Between January 2012 and March 2014, the company sold all 20 of its former vessels, in some cases by transferring ownership of certain of the company’s vessel-owning subsidiaries to third parties nominated by its former lenders in connection with the company’s restructuring.


The company’s corporate presentation was a simple set of facts, which is why it’s so interesting to see such a dramatic impact on the stock’s trading tone.

Naturally, as most traders know by now, the dry bulk shippers can be some of the most volatile stocks in the market. These guys are as cyclical as it gets, turning with shifts in demand for heavy materials often found at the heart of major construction projects in need of flat rolled steel, copper, iron ore, lumber, and other basic materials.

While they also transport things like grains or food stuffs as well, those tend to be less cyclical. So, it’s the heavy industrial commodity transportation that often defines the trend for these stocks.

The company’s presentation noted that, from a macro perspective, the global growth in dry bulk shipping fleets was just 2% in 2016, which was also the lowest in the past 15 years. As one would instinctively assume, the dry bulk shipping market is a simple economic complex, with the process functioning according to the laws of supply and demand. If you limit the supply of dry bulk shipping capacity and then accelerate the demand level, you are going to get a very simple response from the system: higher pricing margins for those provide that capacity.
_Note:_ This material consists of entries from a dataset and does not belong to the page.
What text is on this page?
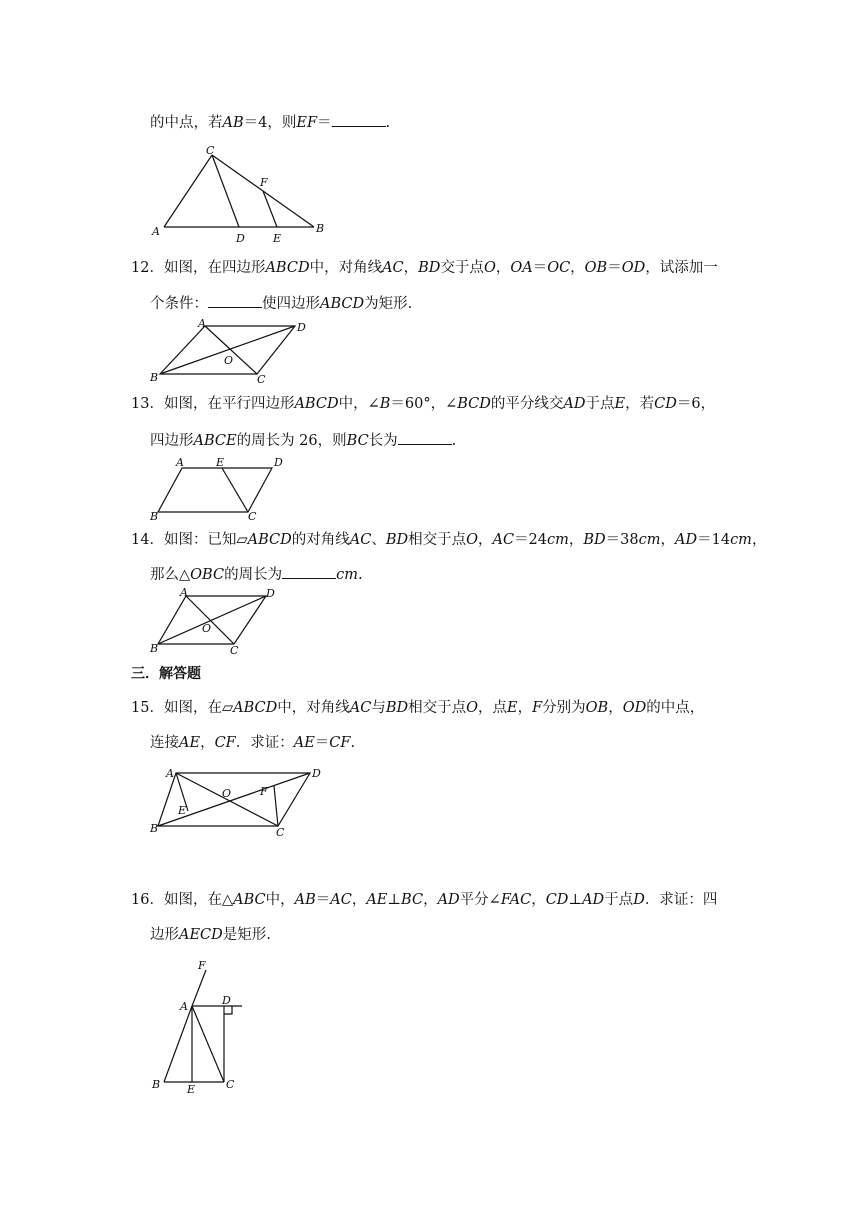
的中点，若AB＝4，则EF＝	.
C
A	B
D	E
F
12．如图，在四边形ABCD中，对角线AC，BD交于点O，OA＝OC，OB＝OD，试添加一
个条件：	使四边形ABCD为矩形.
A	D
B	C
O
13．如图，在平行四边形ABCD中，∠B＝60°，∠BCD的平分线交AD于点E，若CD＝6，
四边形ABCE的周长为 26，则BC长为	.
A	E	D
B	C
14．如图：已知▱ABCD的对角线AC、BD相交于点O，AC＝24cm，BD＝38cm，AD＝14cm，
那么△OBC的周长为	cm.
A	D
B	C
O
三．解答题
15．如图，在▱ABCD中，对角线AC与BD相交于点O，点E，F分别为OB，OD的中点，
连接AE，CF．求证：AE＝CF.
A	D
B	C
E
F
O
16．如图，在△ABC中，AB＝AC，AE⊥BC，AD平分∠FAC，CD⊥AD于点D．求证：四
边形AECD是矩形.
F
A	D
B E	C
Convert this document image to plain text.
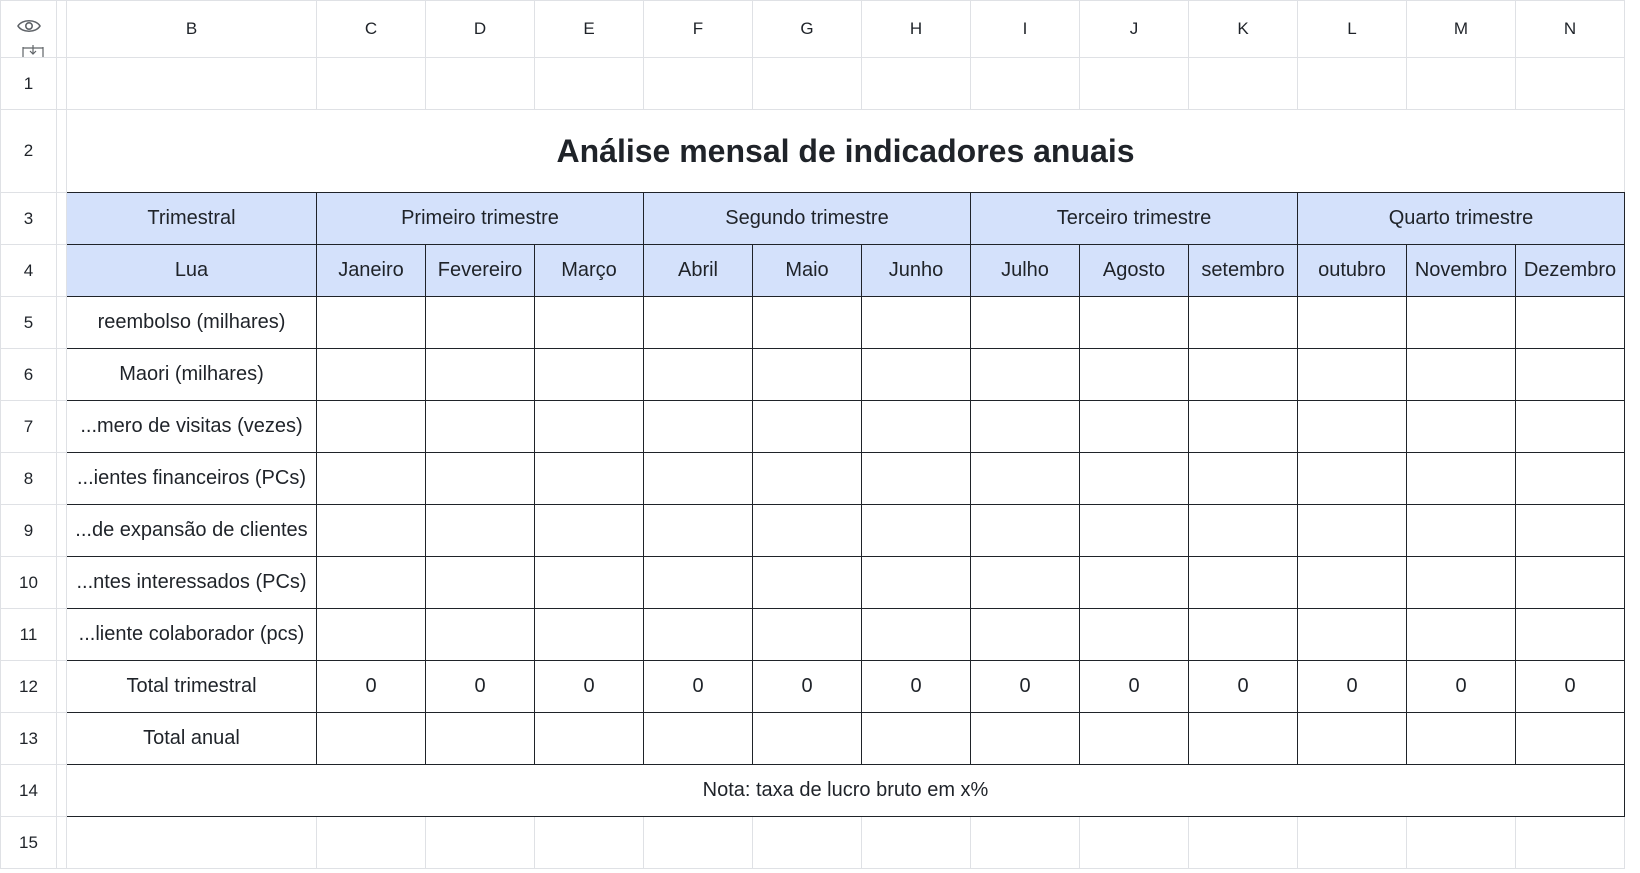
		B	C	D	E	F	G	H	I	J	K	L	M	N
1														
2		Análise mensal de indicadores anuais												
3		Trimestral	Primeiro trimestre			Segundo trimestre			Terceiro trimestre			Quarto trimestre		
4		Lua	Janeiro	Fevereiro	Março	Abril	Maio	Junho	Julho	Agosto	setembro	outubro	Novembro	Dezembro
5		reembolso (milhares)												
6		Maori (milhares)												
7		...mero de visitas (vezes)												
8		...ientes financeiros (PCs)												
9		...de expansão de clientes												
10		...ntes interessados (PCs)												
11		...liente colaborador (pcs)												
12		Total trimestral	0	0	0	0	0	0	0	0	0	0	0	0
13		Total anual												
14		Nota: taxa de lucro bruto em x%												
15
At this point, we know that the second derivative change in capacity is at a 15-year low. But what about demand?

As we have noted, demand growth is possibly situated to accelerate based on policy changes in India, China, and the US – all of which have recently pushed in the direction of action plans to coordinate infrastructure-based stimulus programs.

All of that infrastructure heightens demands on dry bulk carriers of materials involved in building things like airports, highways, hospitals, bridges, and the like. And the concrete, sand, copper, steel, iron ore, coal, and  lumber have to be moved around to get the job done. The whole picture, according to many analysts, represents the most dramatic infrastructure program ever to press into action in the history of the world.

With the dry bulk carriers in a structural bear market for more than the past 8 years into these programs, one wonders if we are nearing a key inflection of historic proportions. With its recently rebuilt fleet and small trading float, SHIP shares may have earned a well-deserved look.